Die meisten leben in Höhlen, doch einige bewohnen die Stämme großer Bäume. Obgleich sie meistens von Pilzen leben, geht das Gerücht um, dass sie auch Geschmack an Fleisch finden, ob körperlich oder geistig; es ist nämlich sicher, dass viele Träumer diesen Wald betreten und ihn nicht wieder verlassen haben.
Trotzdem empfand Carter keine Furcht, denn er war ein erfahrener Träumer, hatte die flattrige Sprache der Zoogs erlernt und mehr als ein Bündnis mit ihnen geschlossen. Durch ihre Hilfe hatte er die herrliche Stadt Celephais in Ooth-Nargai gefunden, die jenseits der Tanarian-Hügel lag und in der für die Hälfte des Jahres der große König Kuranes regierte, ein Mann, den er unter einem anderen Namen als Lebenden gekannt hatte. Kuranes war die einzige Menschenseele, die in den Abgründen der Sterne gewesen und seelisch unversehrt zurückgekommen war.
Während er sich durch die engen phosphoreszierenden Schneisen zwischen den gigantischen Stämmen hindurchwand, gab Carter flattrige Töne in der Art der Zoogs von sich und horchte von Zeit zu Zeit, ob er Antwort bekam. Er erinnerte sich, dass eine besondere Siedlung dieser Wesen sich in der Mitte des Waldes befand, wo ein Kreis großer, bemooster Steine auf einer früheren Lichtung von älteren und schrecklichen, längst vergessenen Bewohnern zeugte. Diesem Ort strebte er in größter Eile zu. Er verfolgte seinen Weg mit Hilfe der grotesken Pilze, die immer wohlgenährter zu werden schienen, je näher man an den grausigen Kreis herankam, wo ältere Wesen getanzt und geopfert hatten.

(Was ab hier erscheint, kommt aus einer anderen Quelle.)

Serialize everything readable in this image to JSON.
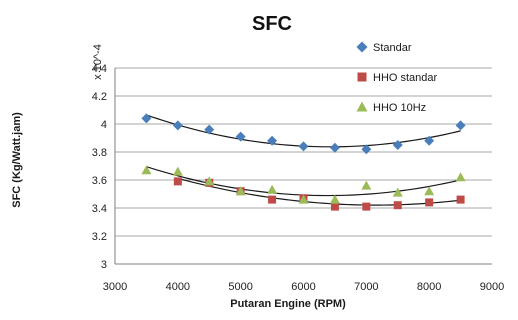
{
  "chart_data": {
    "type": "scatter",
    "title": "SFC",
    "xlabel": "Putaran Engine (RPM)",
    "ylabel": "SFC (Kg/Watt.jam)",
    "y_multiplier_label": "x 10^-4",
    "xlim": [
      3000,
      9000
    ],
    "ylim": [
      3,
      4.4
    ],
    "xticks": [
      "3000",
      "4000",
      "5000",
      "6000",
      "7000",
      "8000",
      "9000"
    ],
    "yticks": [
      "3",
      "3.2",
      "3.4",
      "3.6",
      "3.8",
      "4",
      "4.2",
      "4.4"
    ],
    "grid": "horizontal",
    "legend_position": "top-right",
    "trendline": "polynomial",
    "series": [
      {
        "name": "Standar",
        "marker": "diamond",
        "color": "#4a7ebb",
        "x": [
          3500,
          4000,
          4500,
          5000,
          5500,
          6000,
          6500,
          7000,
          7500,
          8000,
          8500
        ],
        "y": [
          4.04,
          3.99,
          3.96,
          3.91,
          3.88,
          3.84,
          3.83,
          3.82,
          3.85,
          3.88,
          3.99
        ]
      },
      {
        "name": "HHO standar",
        "marker": "square",
        "color": "#be4b48",
        "x": [
          4000,
          4500,
          5000,
          5500,
          6000,
          6500,
          7000,
          7500,
          8000,
          8500
        ],
        "y": [
          3.59,
          3.58,
          3.52,
          3.46,
          3.47,
          3.41,
          3.41,
          3.42,
          3.44,
          3.46
        ]
      },
      {
        "name": "HHO 10Hz",
        "marker": "triangle",
        "color": "#9bbb59",
        "x": [
          3500,
          4000,
          4500,
          5000,
          5500,
          6000,
          6500,
          7000,
          7500,
          8000,
          8500
        ],
        "y": [
          3.67,
          3.66,
          3.59,
          3.52,
          3.53,
          3.46,
          3.46,
          3.56,
          3.51,
          3.52,
          3.62
        ]
      }
    ]
  }
}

Schließlich enthüllte das starke Licht der großen Pilze eine düstere, grüngraue Masse, die durch das Blätterdach des Waldes stieß und dort den Blicken entschwand. Dies war der am nächsten gelegene große Steinring, und Carter wusste, dass er sich dicht vor der Siedlung der Zoogs befand. Er begann aufs neue flattrige Töne von sich zu geben, wartete geduldig und wurde schließlich durch das sichere Gefühl belohnt, dass viele Augen ihn beobachteten. Es waren die Zoogs. Man sieht nämlich ihre geisterhaften Augen lange bevor man ihre kleinen, glatten braunen Umrisse genau erkennen kann.
Die Zooge schwärmten von ihren verborgenen Höhlen und durchlöcherten Bäumen aus, bis die ganze schwach erhellte Gegend von ihnen erfüllt war.